Free cash flow, often abbreviated as “FCF, is an efficiency and liquidity ratio that determines how much more cash a firm earns than it uses to operate and grow its business. It is calculated by deducting capital expenditures (CAPEX) from operational cash flow. For investors, free cash flow serves as an indicator of a company’s financial performance, which affects how much a company is worth. For small business owners, FCF helps them figure out if their business can grow, change, or make more money.
What are the types of Free Cash Flow
It is not always clear what is meant when someone mentions FCF. People may be referring to one of several metrics.
Here are the two most common types:
- Free Cash Flow to the Firm (FCFF). This is the cash flow available to all funding providers (debt holders, preferred stockholders, common stockholders, convertible bond investors, etc.). It indicates the excess funds that a company would have if it had no debt.

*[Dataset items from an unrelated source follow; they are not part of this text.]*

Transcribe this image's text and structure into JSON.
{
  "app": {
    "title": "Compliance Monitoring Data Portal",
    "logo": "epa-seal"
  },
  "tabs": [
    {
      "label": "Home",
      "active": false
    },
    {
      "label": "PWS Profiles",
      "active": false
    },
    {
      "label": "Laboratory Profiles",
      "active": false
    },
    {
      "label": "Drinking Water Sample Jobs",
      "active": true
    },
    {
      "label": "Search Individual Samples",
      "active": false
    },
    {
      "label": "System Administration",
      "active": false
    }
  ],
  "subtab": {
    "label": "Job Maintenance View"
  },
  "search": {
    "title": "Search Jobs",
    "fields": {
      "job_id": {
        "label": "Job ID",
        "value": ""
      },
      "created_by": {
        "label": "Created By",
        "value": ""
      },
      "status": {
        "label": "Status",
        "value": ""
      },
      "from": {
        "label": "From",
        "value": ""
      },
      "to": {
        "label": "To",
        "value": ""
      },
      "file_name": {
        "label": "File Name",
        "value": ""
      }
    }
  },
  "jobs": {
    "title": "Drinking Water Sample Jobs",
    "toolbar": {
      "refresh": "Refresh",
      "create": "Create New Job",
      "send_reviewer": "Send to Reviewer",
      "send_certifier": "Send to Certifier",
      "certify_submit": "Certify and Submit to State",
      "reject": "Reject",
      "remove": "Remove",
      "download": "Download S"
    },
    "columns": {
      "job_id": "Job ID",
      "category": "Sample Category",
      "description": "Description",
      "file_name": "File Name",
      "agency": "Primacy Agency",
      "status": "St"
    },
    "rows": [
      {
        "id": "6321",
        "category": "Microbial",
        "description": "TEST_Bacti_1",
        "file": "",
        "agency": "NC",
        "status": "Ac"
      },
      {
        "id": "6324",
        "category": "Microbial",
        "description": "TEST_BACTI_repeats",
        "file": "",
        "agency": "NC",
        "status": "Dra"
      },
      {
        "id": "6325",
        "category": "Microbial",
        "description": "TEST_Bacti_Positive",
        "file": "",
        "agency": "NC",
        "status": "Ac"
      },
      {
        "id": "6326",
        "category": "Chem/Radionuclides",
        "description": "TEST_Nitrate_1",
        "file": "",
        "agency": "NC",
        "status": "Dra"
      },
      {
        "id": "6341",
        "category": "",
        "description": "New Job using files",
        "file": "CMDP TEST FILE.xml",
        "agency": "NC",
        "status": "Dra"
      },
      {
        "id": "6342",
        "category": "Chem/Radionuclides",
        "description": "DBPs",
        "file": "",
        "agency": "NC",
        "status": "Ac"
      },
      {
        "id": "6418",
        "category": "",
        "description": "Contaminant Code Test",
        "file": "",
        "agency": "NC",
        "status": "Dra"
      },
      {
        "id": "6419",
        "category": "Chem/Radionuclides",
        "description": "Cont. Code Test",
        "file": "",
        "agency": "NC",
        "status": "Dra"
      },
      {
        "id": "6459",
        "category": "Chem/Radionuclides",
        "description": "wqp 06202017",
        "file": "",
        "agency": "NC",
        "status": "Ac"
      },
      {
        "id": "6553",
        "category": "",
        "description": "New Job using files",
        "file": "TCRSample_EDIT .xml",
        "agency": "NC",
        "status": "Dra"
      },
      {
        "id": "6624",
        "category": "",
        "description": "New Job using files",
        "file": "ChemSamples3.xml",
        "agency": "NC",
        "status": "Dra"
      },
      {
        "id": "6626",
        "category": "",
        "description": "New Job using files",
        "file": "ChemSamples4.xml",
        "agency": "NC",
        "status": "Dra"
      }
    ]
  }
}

- Free Cash Flow to Equity. This is the amount of cash that a company generates that could eventually be distributed to shareholders. It is determined by subtracting net debt issued from capital expenditures and adding cash from operations.
How Free Cash Flow Works
When a business has positive free cash flow, it can pay all of its monthly bills and still have money left over. Businesses that are performing well and have rising or high free cash flow metrics may desire to grow. Growing the free cash flow of a company attracts investors. These businesses can invest their extra income to get a return. On the other hand, if there is little money left over after paying for business expenses, the free cash flow is minimal. Because of this, investors may be less interested in the company because it may be less likely to make money in the future.